Bild: Art-Rock, gepaart mit dem seltsamen Verlangen nach Doo Wop und Soul - das…
Vor vier Jahren, als die komplizierte Kunstmusik von Grizzly Bear noch
etwas hilflos mit "Anti-Folk" oder "New Weird America" charakterisiert
wurde, verloren sich keine 30 Leute auf ihrem Konzert in Hamburg. Dass es
diesmal anders werden würde, war ausgemachte Sache. Im Frühjahr hat die New
Yorker Band mit "Veckatimest" eines der Alben des Jahres vorgelegt, dann
folgte ein wegweisender Auftritt in der Talkshow von David Letterman, und
es ging mit Radiohead auf große US-Tour. Der geräumige Hamburger Club
Grünspan ist zum Auftakt ihrer Deutschlandtournee jedenfalls ausverkauft.

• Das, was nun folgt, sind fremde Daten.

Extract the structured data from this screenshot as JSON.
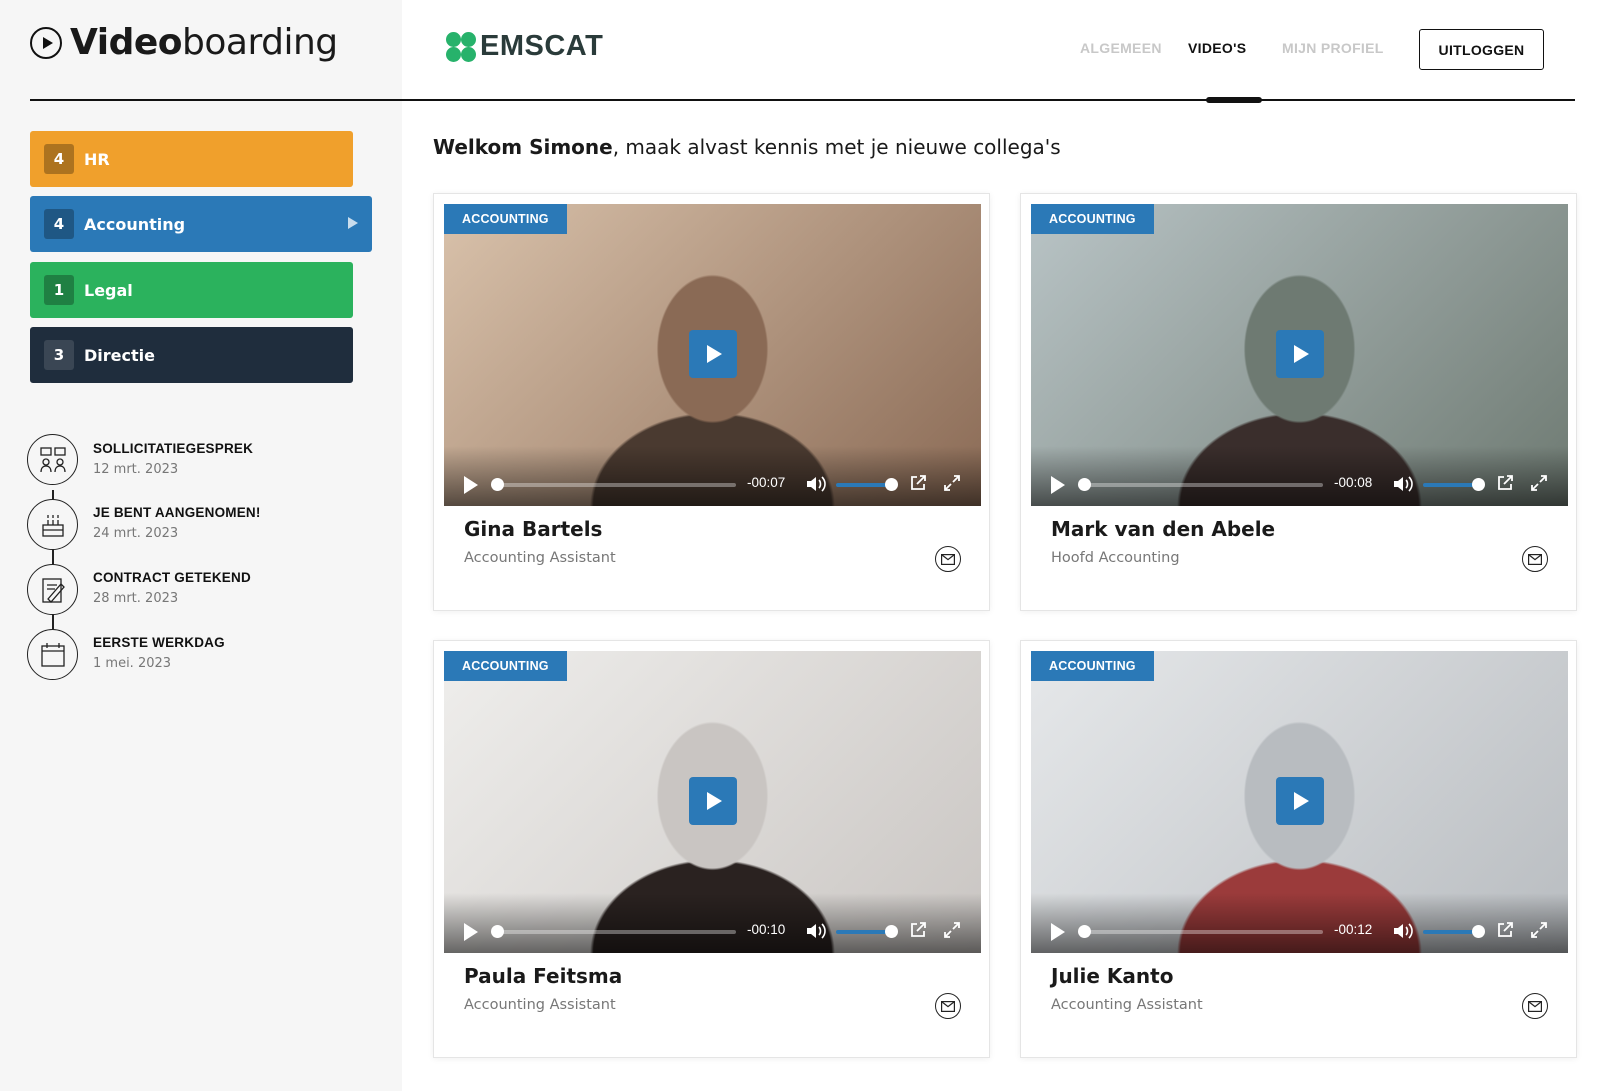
{
  "brand": {
    "bold": "Video",
    "light": "boarding"
  },
  "company": {
    "name": "EMSCAT",
    "logo_color": "#27b26b"
  },
  "nav": {
    "items": [
      {
        "label": "ALGEMEEN",
        "active": false
      },
      {
        "label": "VIDEO'S",
        "active": true
      },
      {
        "label": "MIJN PROFIEL",
        "active": false
      }
    ],
    "logout_label": "UITLOGGEN"
  },
  "categories": [
    {
      "count": "4",
      "label": "HR",
      "color": "#f0a02c",
      "selected": false
    },
    {
      "count": "4",
      "label": "Accounting",
      "color": "#2b79b7",
      "selected": true
    },
    {
      "count": "1",
      "label": "Legal",
      "color": "#2bb25d",
      "selected": false
    },
    {
      "count": "3",
      "label": "Directie",
      "color": "#1f2d3d",
      "selected": false
    }
  ],
  "timeline": [
    {
      "icon": "interview-icon",
      "title": "SOLLICITATIEGESPREK",
      "date": "12 mrt. 2023"
    },
    {
      "icon": "cake-icon",
      "title": "JE BENT AANGENOMEN!",
      "date": "24 mrt. 2023"
    },
    {
      "icon": "contract-icon",
      "title": "CONTRACT GETEKEND",
      "date": "28 mrt. 2023"
    },
    {
      "icon": "calendar-icon",
      "title": "EERSTE WERKDAG",
      "date": "1 mei. 2023"
    }
  ],
  "welcome": {
    "name": "Welkom Simone",
    "rest": ", maak alvast kennis met je nieuwe collega's"
  },
  "videos": [
    {
      "tag": "ACCOUNTING",
      "name": "Gina Bartels",
      "role": "Accounting Assistant",
      "time": "-00:07",
      "thumb_colors": [
        "#8a6a55",
        "#d9c2ab",
        "#4a3a30"
      ]
    },
    {
      "tag": "ACCOUNTING",
      "name": "Mark van den Abele",
      "role": "Hoofd Accounting",
      "time": "-00:08",
      "thumb_colors": [
        "#6e7a72",
        "#b9c4c6",
        "#3a2e2c"
      ]
    },
    {
      "tag": "ACCOUNTING",
      "name": "Paula Feitsma",
      "role": "Accounting Assistant",
      "time": "-00:10",
      "thumb_colors": [
        "#c9c5c2",
        "#efeeec",
        "#2a2220"
      ]
    },
    {
      "tag": "ACCOUNTING",
      "name": "Julie Kanto",
      "role": "Accounting Assistant",
      "time": "-00:12",
      "thumb_colors": [
        "#b8bcc0",
        "#e6e8ea",
        "#9b3b3b"
      ]
    }
  ]
}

Viel studentisches Volk tummelt sich da.
Auf der Bühne findet sich allerlei rockverneinendes Equipment wie ein
elektrisches Hackbrett. Flankiert wird die Bühne von sechs unterschiedlich
hohen Lichtgalgen, von denen mehrere nackte Glühbirnen in einer Art
Einmachglas baumeln. Eine Parodie auf die extravagant-bombastischen
Bühnenbilder von Depeche-Mode-Designer Anton Corbijn? Oder der leise
Protest gegen die Einführung von Energiesparlampen? Ist das überhaupt ein
Thema in New Yorks kreativ hoch gelobter Kunstpopszene?

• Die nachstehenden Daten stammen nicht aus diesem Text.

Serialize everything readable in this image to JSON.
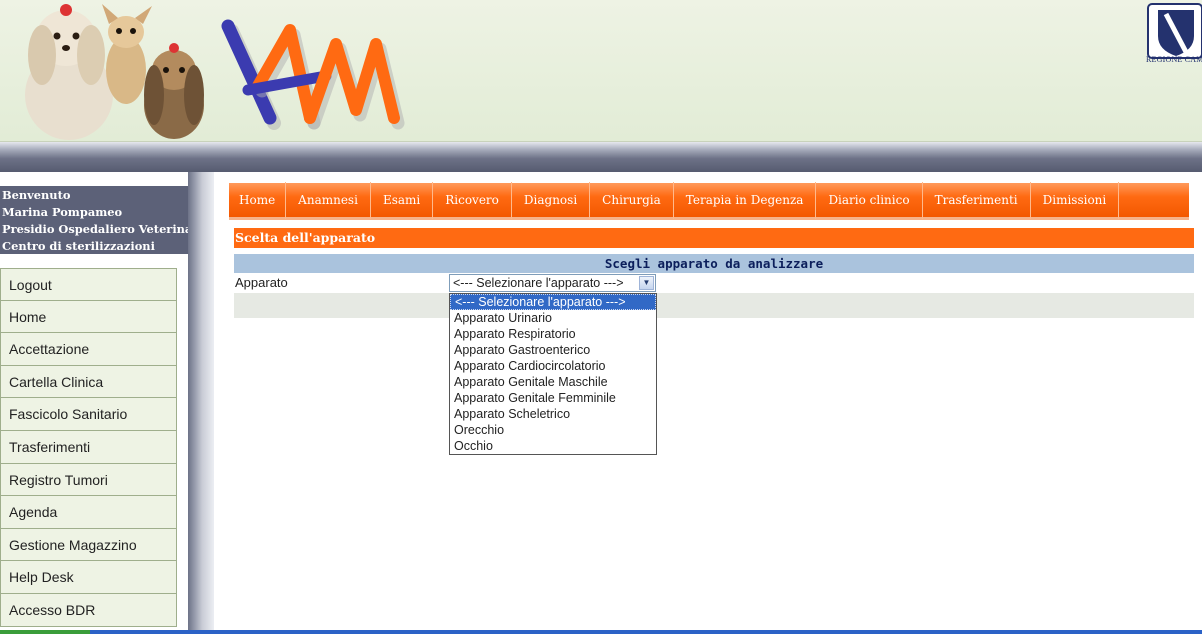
{
  "header": {
    "dogs_image": "dogs-photo",
    "app_logo": "vam-logo",
    "region_logo_text": "REGIONE CAMPANIA",
    "colors": {
      "logo_blue": "#3b3bb0",
      "logo_orange": "#ff6a12"
    }
  },
  "sidebar": {
    "welcome": [
      "Benvenuto",
      "Marina Pompameo",
      "Presidio Ospedaliero Veterinario",
      "Centro di sterilizzazioni"
    ],
    "menu": [
      "Logout",
      "Home",
      "Accettazione",
      "Cartella Clinica",
      "Fascicolo Sanitario",
      "Trasferimenti",
      "Registro Tumori",
      "Agenda",
      "Gestione Magazzino",
      "Help Desk",
      "Accesso BDR"
    ]
  },
  "tabs": [
    "Home",
    "Anamnesi",
    "Esami",
    "Ricovero",
    "Diagnosi",
    "Chirurgia",
    "Terapia in Degenza",
    "Diario clinico",
    "Trasferimenti",
    "Dimissioni"
  ],
  "content": {
    "section_title": "Scelta dell'apparato",
    "form_header": "Scegli apparato da analizzare",
    "field_label": "Apparato",
    "select_value": "<--- Selezionare l'apparato --->",
    "options": [
      "<--- Selezionare l'apparato --->",
      "Apparato Urinario",
      "Apparato Respiratorio",
      "Apparato Gastroenterico",
      "Apparato Cardiocircolatorio",
      "Apparato Genitale Maschile",
      "Apparato Genitale Femminile",
      "Apparato Scheletrico",
      "Orecchio",
      "Occhio"
    ],
    "selected_index": 0
  },
  "theme": {
    "accent": "#ff6a12",
    "header_bg": "#e2ecd6",
    "sidebar_bg": "#eef3e4",
    "welcome_bg": "#5c6178",
    "form_header_bg": "#aac3dd"
  }
}
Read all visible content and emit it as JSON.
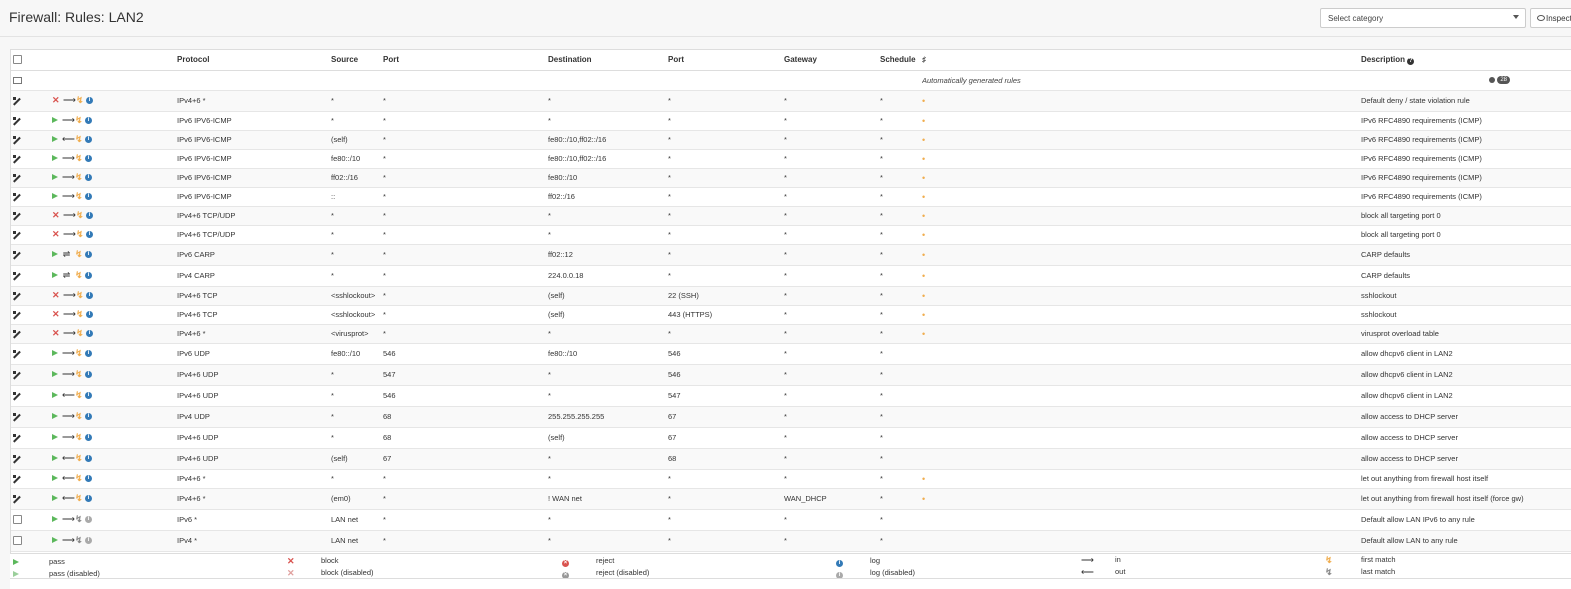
{
  "page": {
    "title": "Firewall: Rules: LAN2"
  },
  "category_select": {
    "value": "Select category"
  },
  "inspect_button": {
    "label": "Inspect"
  },
  "columns": [
    "Protocol",
    "Source",
    "Port",
    "Destination",
    "Port",
    "Gateway",
    "Schedule",
    "",
    "Description"
  ],
  "group_row": {
    "description": "Automatically generated rules",
    "badge": "28"
  },
  "rules": [
    {
      "action": "block",
      "dir": "in",
      "proto": "IPv4+6 *",
      "source": "*",
      "sport": "*",
      "dest": "*",
      "dport": "*",
      "gw": "*",
      "sched": "*",
      "cat": "•",
      "desc": "Default deny / state violation rule",
      "btn": "none"
    },
    {
      "action": "pass",
      "dir": "in",
      "proto": "IPv6 IPV6-ICMP",
      "source": "*",
      "sport": "*",
      "dest": "*",
      "dport": "*",
      "gw": "*",
      "sched": "*",
      "cat": "•",
      "desc": "IPv6 RFC4890 requirements (ICMP)",
      "btn": "none"
    },
    {
      "action": "pass",
      "dir": "out",
      "proto": "IPv6 IPV6-ICMP",
      "source": "(self)",
      "sport": "*",
      "dest": "fe80::/10,ff02::/16",
      "dport": "*",
      "gw": "*",
      "sched": "*",
      "cat": "•",
      "desc": "IPv6 RFC4890 requirements (ICMP)",
      "btn": "none"
    },
    {
      "action": "pass",
      "dir": "in",
      "proto": "IPv6 IPV6-ICMP",
      "source": "fe80::/10",
      "sport": "*",
      "dest": "fe80::/10,ff02::/16",
      "dport": "*",
      "gw": "*",
      "sched": "*",
      "cat": "•",
      "desc": "IPv6 RFC4890 requirements (ICMP)",
      "btn": "none"
    },
    {
      "action": "pass",
      "dir": "in",
      "proto": "IPv6 IPV6-ICMP",
      "source": "ff02::/16",
      "sport": "*",
      "dest": "fe80::/10",
      "dport": "*",
      "gw": "*",
      "sched": "*",
      "cat": "•",
      "desc": "IPv6 RFC4890 requirements (ICMP)",
      "btn": "none"
    },
    {
      "action": "pass",
      "dir": "in",
      "proto": "IPv6 IPV6-ICMP",
      "source": "::",
      "sport": "*",
      "dest": "ff02::/16",
      "dport": "*",
      "gw": "*",
      "sched": "*",
      "cat": "•",
      "desc": "IPv6 RFC4890 requirements (ICMP)",
      "btn": "none"
    },
    {
      "action": "block",
      "dir": "in",
      "proto": "IPv4+6 TCP/UDP",
      "source": "*",
      "sport": "*",
      "dest": "*",
      "dport": "*",
      "gw": "*",
      "sched": "*",
      "cat": "•",
      "desc": "block all targeting port 0",
      "btn": "none"
    },
    {
      "action": "block",
      "dir": "in",
      "proto": "IPv4+6 TCP/UDP",
      "source": "*",
      "sport": "*",
      "dest": "*",
      "dport": "*",
      "gw": "*",
      "sched": "*",
      "cat": "•",
      "desc": "block all targeting port 0",
      "btn": "none"
    },
    {
      "action": "pass",
      "dir": "any",
      "proto": "IPv6 CARP",
      "source": "*",
      "sport": "*",
      "dest": "ff02::12",
      "dport": "*",
      "gw": "*",
      "sched": "*",
      "cat": "•",
      "desc": "CARP defaults",
      "btn": "search"
    },
    {
      "action": "pass",
      "dir": "any",
      "proto": "IPv4 CARP",
      "source": "*",
      "sport": "*",
      "dest": "224.0.0.18",
      "dport": "*",
      "gw": "*",
      "sched": "*",
      "cat": "•",
      "desc": "CARP defaults",
      "btn": "search"
    },
    {
      "action": "block",
      "dir": "in",
      "proto": "IPv4+6 TCP",
      "source": "<sshlockout>",
      "sport": "*",
      "dest": "(self)",
      "dport": "22 (SSH)",
      "gw": "*",
      "sched": "*",
      "cat": "•",
      "desc": "sshlockout",
      "btn": "none"
    },
    {
      "action": "block",
      "dir": "in",
      "proto": "IPv4+6 TCP",
      "source": "<sshlockout>",
      "sport": "*",
      "dest": "(self)",
      "dport": "443 (HTTPS)",
      "gw": "*",
      "sched": "*",
      "cat": "•",
      "desc": "sshlockout",
      "btn": "none"
    },
    {
      "action": "block",
      "dir": "in",
      "proto": "IPv4+6 *",
      "source": "<virusprot>",
      "sport": "*",
      "dest": "*",
      "dport": "*",
      "gw": "*",
      "sched": "*",
      "cat": "•",
      "desc": "virusprot overload table",
      "btn": "none"
    },
    {
      "action": "pass",
      "dir": "in",
      "proto": "IPv6 UDP",
      "source": "fe80::/10",
      "sport": "546",
      "dest": "fe80::/10",
      "dport": "546",
      "gw": "*",
      "sched": "*",
      "cat": "",
      "desc": "allow dhcpv6 client in LAN2",
      "btn": "search"
    },
    {
      "action": "pass",
      "dir": "in",
      "proto": "IPv4+6 UDP",
      "source": "*",
      "sport": "547",
      "dest": "*",
      "dport": "546",
      "gw": "*",
      "sched": "*",
      "cat": "",
      "desc": "allow dhcpv6 client in LAN2",
      "btn": "search"
    },
    {
      "action": "pass",
      "dir": "out",
      "proto": "IPv4+6 UDP",
      "source": "*",
      "sport": "546",
      "dest": "*",
      "dport": "547",
      "gw": "*",
      "sched": "*",
      "cat": "",
      "desc": "allow dhcpv6 client in LAN2",
      "btn": "search"
    },
    {
      "action": "pass",
      "dir": "in",
      "proto": "IPv4 UDP",
      "source": "*",
      "sport": "68",
      "dest": "255.255.255.255",
      "dport": "67",
      "gw": "*",
      "sched": "*",
      "cat": "",
      "desc": "allow access to DHCP server",
      "btn": "search"
    },
    {
      "action": "pass",
      "dir": "in",
      "proto": "IPv4+6 UDP",
      "source": "*",
      "sport": "68",
      "dest": "(self)",
      "dport": "67",
      "gw": "*",
      "sched": "*",
      "cat": "",
      "desc": "allow access to DHCP server",
      "btn": "search"
    },
    {
      "action": "pass",
      "dir": "out",
      "proto": "IPv4+6 UDP",
      "source": "(self)",
      "sport": "67",
      "dest": "*",
      "dport": "68",
      "gw": "*",
      "sched": "*",
      "cat": "",
      "desc": "allow access to DHCP server",
      "btn": "search"
    },
    {
      "action": "pass",
      "dir": "out",
      "proto": "IPv4+6 *",
      "source": "*",
      "sport": "*",
      "dest": "*",
      "dport": "*",
      "gw": "*",
      "sched": "*",
      "cat": "•",
      "desc": "let out anything from firewall host itself",
      "btn": "none"
    },
    {
      "action": "pass",
      "dir": "out",
      "proto": "IPv4+6 *",
      "source": "(em0)",
      "sport": "*",
      "dest": "! WAN net",
      "dport": "*",
      "gw": "WAN_DHCP",
      "sched": "*",
      "cat": "•",
      "desc": "let out anything from firewall host itself (force gw)",
      "btn": "search"
    },
    {
      "action": "pass",
      "dir": "in",
      "proto": "IPv6 *",
      "source": "LAN net",
      "sport": "*",
      "dest": "*",
      "dport": "*",
      "gw": "*",
      "sched": "*",
      "cat": "",
      "desc": "Default allow LAN IPv6 to any rule",
      "btn": "edit"
    },
    {
      "action": "pass",
      "dir": "in",
      "proto": "IPv4 *",
      "source": "LAN net",
      "sport": "*",
      "dest": "*",
      "dport": "*",
      "gw": "*",
      "sched": "*",
      "cat": "",
      "desc": "Default allow LAN to any rule",
      "btn": "edit"
    }
  ],
  "legend": {
    "pass": "pass",
    "pass_disabled": "pass (disabled)",
    "block": "block",
    "block_disabled": "block (disabled)",
    "reject": "reject",
    "reject_disabled": "reject (disabled)",
    "log": "log",
    "log_disabled": "log (disabled)",
    "in": "in",
    "out": "out",
    "first": "first match",
    "last": "last match"
  }
}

Zwei ihrer hellsten Sterne - Grizzly Bear und St. Vincent - haben sich nun
zum Banddoppel zusammengetan, wobei die fünf oder sechs Stücke der
ätherischen Klangweltenbauerin St. Vincent leider im Chaos ihres
Maschinenparks untergehen. Nie findet die traumwandlerische Stimme der
schwarz gelockten Sängerin Annie Erin Clark den Steigbügel ihrer
Rhythmusmaschine. Das ändert sich nur, als zum steinerweichend schönen
Finale "The Party" Grizzly-Bear-Gitarrist Daniel Rossen die Bühne betritt.
Der Mann, der einen veritablen jungen Paul Simon abgeben würde, lenkt den
St.-Vincent-Auftritt sanft und bescheiden aus der Krise.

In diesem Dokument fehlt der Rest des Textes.